I was late to the party with Alan Wake; though I listened to discussions about the game on G4′s Feedback and Game Informer’s The GI Show during the summer of 2010, I didn’t make the plunge until later that year, when a friend gave it to me for Christmas. So far, I’ve completed only four episodes of the game’s initial six (like I said, laaaaate to the party), but I’ve enjoyed the crap out of its paranormal thrills, satisfying combat, and heavy focus on story. My favorite part, though, is one that hits me particularly close to home: Alan Wake‘s rural, Pacific Northwest setting, Bright Falls.

I’ve lived in Montana for about 21 of my 24 years on this planet, and there are enough similarities between my mother state and Bright Falls to give me deep feelings of comfort each and every time I play Alan Wake. Having lived my whole life around pine trees, roughshod mountain paths, and downhome, small town values, I find little mementos of home around every corner, whether it’s the cozy log cabin on Cauldron Lake, or the local greasy spoon, the Oh Deer diner, whose interior reminds me of so many similar restaurants around the Seeley Lake area. Bright Falls reminds me of what I love about my area of residence, despite the over prominence of demented, possessed killers on the loose ’round every corner (in Alan Wake, mind, not Montana), and after playing so many games set in New York or Los Angeles analogues, setting foot in Snoqualmie, Washington feels oddly liberating.

Yes, I realize Alan Wake is basically a video game tribute to David Lynch’s Twin Peaks, a TV series also about an out-of-towner investigating paranormal happenings in a quaint, almost too-chipper Pacific Northwest town. Bright Falls’ startling resemblance to Twin Peaks‘ titular town is merely another part of Alan Wake’s efforts to recapture the show’s design and appeal; note the game is also structured episodically, like a TV series. Still, I’m not sure if Remedy realized what a breath of fresh air Bright Falls would be in modern gaming when development for Alan Wake commenced sometime in the 1950s 2003. Perhaps not everyone feels overloaded by the glut of post-apocalyptic cities, snowy outposts, and dense jungles found in today’s modern action game, but I’m grateful for the opportunity to play in such a rarely-explored, specific setting, especially one so close to my heart.

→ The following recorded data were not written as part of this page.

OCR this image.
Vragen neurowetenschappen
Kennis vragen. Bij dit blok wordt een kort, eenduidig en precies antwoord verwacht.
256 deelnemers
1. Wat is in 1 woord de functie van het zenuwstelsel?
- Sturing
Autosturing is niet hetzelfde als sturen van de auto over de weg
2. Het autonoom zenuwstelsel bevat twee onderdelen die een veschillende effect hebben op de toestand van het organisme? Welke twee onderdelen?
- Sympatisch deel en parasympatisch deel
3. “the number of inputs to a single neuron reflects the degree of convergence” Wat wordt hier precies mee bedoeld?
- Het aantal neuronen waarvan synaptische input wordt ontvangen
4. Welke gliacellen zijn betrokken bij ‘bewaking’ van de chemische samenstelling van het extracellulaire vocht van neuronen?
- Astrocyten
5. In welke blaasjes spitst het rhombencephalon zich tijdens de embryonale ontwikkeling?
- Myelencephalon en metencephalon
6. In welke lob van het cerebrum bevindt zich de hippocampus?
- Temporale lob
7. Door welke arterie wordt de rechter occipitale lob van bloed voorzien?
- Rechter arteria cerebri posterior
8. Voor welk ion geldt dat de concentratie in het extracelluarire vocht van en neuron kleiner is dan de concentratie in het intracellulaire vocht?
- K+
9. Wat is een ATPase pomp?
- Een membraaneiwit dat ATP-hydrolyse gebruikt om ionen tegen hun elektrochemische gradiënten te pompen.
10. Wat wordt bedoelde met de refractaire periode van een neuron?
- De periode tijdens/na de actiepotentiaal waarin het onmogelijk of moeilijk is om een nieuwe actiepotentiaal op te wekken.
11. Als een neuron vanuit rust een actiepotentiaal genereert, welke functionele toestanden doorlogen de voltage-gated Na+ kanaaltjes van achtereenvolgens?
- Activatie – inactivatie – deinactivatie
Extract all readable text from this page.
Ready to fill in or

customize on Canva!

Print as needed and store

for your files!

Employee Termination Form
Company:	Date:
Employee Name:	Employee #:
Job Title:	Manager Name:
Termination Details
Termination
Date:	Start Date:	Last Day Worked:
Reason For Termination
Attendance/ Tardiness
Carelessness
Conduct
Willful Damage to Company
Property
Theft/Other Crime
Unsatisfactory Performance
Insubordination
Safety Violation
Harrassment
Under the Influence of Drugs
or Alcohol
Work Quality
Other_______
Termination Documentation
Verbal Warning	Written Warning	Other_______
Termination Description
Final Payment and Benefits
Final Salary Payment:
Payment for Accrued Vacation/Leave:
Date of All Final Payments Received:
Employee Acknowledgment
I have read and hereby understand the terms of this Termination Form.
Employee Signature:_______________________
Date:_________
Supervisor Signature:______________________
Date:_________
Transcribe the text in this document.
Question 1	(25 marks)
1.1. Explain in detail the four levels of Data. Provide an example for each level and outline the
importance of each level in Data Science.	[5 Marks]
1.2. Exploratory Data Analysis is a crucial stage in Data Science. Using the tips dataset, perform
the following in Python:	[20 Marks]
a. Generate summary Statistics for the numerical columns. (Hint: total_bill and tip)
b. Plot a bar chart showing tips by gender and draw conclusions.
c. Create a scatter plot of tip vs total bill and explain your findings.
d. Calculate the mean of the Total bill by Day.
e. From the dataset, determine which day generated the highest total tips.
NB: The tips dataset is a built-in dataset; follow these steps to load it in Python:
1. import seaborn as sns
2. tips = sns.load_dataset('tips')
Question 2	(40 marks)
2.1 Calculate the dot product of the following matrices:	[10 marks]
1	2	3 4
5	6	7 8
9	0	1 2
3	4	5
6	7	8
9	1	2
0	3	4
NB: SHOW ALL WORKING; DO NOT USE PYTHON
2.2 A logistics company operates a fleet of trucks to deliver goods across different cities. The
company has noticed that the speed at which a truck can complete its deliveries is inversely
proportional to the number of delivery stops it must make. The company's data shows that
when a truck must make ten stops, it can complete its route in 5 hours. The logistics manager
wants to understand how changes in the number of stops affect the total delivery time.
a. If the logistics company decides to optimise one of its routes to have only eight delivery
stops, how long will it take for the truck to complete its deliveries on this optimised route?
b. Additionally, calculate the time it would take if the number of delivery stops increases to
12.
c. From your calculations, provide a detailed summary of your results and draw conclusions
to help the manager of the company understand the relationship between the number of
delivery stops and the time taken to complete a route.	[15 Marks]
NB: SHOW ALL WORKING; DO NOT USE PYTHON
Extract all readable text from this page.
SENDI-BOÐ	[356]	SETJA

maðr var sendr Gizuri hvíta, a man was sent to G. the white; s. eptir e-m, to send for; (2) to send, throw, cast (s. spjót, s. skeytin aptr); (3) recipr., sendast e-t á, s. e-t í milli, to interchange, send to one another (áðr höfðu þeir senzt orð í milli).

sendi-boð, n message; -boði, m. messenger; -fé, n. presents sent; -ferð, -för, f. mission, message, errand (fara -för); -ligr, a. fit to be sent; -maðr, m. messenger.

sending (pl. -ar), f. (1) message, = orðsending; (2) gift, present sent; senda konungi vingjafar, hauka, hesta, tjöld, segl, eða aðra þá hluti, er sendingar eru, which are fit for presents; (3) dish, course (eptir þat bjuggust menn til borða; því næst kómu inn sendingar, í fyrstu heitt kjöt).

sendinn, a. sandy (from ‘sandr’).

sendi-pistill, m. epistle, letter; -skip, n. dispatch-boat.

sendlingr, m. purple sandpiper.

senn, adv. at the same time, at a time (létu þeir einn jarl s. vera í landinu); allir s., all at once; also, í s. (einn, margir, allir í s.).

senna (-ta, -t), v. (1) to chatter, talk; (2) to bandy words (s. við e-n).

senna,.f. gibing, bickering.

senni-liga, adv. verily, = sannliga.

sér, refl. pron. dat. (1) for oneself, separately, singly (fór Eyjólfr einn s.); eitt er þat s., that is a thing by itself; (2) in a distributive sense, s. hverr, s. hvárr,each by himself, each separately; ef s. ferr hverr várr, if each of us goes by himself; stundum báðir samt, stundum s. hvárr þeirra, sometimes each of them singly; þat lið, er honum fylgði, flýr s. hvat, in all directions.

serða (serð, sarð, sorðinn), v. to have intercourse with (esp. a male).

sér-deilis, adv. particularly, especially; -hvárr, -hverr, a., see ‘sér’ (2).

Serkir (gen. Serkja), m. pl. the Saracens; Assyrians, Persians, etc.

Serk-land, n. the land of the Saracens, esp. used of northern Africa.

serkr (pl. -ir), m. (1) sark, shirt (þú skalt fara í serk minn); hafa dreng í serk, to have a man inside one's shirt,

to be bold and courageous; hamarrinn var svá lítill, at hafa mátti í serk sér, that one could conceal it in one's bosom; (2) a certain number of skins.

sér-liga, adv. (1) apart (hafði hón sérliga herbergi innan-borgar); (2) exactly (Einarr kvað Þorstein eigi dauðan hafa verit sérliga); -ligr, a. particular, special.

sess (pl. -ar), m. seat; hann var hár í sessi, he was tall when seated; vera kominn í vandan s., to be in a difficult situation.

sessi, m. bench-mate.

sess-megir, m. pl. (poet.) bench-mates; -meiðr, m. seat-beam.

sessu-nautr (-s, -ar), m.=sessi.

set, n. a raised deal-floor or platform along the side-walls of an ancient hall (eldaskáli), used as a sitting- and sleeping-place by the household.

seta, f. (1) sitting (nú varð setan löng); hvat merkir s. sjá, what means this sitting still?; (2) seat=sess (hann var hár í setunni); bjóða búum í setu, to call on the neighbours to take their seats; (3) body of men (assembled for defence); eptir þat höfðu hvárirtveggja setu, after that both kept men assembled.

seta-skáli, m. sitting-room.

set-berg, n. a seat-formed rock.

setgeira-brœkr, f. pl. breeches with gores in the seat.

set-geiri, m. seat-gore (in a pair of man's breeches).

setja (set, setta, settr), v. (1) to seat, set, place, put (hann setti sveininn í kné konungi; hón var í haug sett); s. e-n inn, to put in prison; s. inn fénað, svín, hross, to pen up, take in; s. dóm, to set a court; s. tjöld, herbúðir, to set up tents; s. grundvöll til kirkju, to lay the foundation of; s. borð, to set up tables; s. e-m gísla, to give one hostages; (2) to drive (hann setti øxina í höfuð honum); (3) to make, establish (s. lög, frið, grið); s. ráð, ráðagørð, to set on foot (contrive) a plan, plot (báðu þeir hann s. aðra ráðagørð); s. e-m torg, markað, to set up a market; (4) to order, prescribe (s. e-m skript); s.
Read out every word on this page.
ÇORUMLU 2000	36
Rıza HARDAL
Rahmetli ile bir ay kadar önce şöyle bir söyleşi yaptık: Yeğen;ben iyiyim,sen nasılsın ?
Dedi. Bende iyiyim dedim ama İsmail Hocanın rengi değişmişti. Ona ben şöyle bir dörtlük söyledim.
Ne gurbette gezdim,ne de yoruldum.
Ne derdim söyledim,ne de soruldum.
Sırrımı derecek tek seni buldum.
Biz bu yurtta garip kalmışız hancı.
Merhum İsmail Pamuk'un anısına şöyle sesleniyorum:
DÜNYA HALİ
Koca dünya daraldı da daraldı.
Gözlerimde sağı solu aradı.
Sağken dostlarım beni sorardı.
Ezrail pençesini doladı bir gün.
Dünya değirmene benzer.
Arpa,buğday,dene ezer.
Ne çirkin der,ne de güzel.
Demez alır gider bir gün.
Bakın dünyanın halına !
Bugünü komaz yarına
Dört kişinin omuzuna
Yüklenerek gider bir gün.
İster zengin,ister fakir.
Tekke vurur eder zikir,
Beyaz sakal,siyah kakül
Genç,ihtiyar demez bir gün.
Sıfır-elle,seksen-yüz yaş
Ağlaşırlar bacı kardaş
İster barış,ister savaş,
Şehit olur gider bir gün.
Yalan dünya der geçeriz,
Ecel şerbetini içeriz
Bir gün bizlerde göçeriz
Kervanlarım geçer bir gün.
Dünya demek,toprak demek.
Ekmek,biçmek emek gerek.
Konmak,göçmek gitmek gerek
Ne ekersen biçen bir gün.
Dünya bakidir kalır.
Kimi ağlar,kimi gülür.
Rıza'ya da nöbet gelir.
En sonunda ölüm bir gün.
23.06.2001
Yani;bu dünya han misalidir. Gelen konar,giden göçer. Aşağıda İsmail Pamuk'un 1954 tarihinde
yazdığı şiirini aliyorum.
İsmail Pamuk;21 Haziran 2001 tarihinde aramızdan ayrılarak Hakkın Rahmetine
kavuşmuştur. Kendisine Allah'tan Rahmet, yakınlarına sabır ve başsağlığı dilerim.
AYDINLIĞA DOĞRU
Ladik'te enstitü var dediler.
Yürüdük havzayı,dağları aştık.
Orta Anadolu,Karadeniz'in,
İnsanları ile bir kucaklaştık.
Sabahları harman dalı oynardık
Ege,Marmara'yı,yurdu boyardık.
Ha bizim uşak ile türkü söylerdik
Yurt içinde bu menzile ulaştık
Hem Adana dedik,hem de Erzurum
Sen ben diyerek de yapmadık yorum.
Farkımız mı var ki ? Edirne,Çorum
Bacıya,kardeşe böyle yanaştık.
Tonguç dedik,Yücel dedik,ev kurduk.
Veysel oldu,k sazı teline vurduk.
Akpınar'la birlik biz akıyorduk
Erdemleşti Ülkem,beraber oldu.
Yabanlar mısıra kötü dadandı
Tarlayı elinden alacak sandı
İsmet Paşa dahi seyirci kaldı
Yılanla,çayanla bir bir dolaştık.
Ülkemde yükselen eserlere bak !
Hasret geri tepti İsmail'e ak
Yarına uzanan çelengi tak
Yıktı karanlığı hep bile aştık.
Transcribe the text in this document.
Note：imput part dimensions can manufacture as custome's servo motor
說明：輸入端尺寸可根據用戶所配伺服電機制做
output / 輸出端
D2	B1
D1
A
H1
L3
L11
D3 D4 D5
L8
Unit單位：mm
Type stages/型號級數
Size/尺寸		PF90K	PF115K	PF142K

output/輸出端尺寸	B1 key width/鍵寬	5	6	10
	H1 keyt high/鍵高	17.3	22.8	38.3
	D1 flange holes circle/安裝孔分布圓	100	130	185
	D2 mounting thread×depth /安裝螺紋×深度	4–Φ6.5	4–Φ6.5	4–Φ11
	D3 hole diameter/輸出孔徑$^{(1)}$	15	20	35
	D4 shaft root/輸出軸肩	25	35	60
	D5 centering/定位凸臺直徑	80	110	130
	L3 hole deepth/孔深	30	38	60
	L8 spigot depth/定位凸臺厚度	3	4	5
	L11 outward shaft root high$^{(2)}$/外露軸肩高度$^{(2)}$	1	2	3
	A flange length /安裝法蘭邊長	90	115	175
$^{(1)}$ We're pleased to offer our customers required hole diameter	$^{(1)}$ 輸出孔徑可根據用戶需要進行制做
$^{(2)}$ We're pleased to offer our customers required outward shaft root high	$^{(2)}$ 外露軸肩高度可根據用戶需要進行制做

Bright Falls isn’t just a catalyst for my nostalgia-fuelled gaming tendencies; it’s also constant, concrete boon to Alan Wake‘s atmosphere. Just as Resident Evil capitalized on the terrors of being alone inside a dark, empty house, Alan Wake hangs its hat on the fear of the unknown in nature, when fell beasties can spring out from behind a tree or appear from the mist with little warning. The use of road flares and hunting rifles in the game’s main arsenal, all mainstays of backwoods Montana communities similar to Bright Falls, help give Alan Wake‘s armaments more of a distinct flair (heh) than the typical subset of pistols, submachine guns, rocket launchers, etc. Heck, even the game’s overly-friendly locals and idyllic-looking businesses add a small sense of vague unease to the proceedings.

If I’ve oversold the game’s setting in this piece, I hope it’s not to the detriment of everything else that makes Alan Wake wonderful: I love its taut atmosphere, episodic structure, and the “crapcrapcrapcrapcrap” nature of watching your flashlight die while a big goon with a scythe bears down on you. For me, though, Alan Wake‘s expertly-chosen Pacific Northwest locale is easily my favorite thing about the whole game. Bright Falls is like when a famous band shouts out the name of the crowd’s home town onstage; it’s a small gesture, one that no one but the locals will appreciate, but makes all the difference to the little guys living there.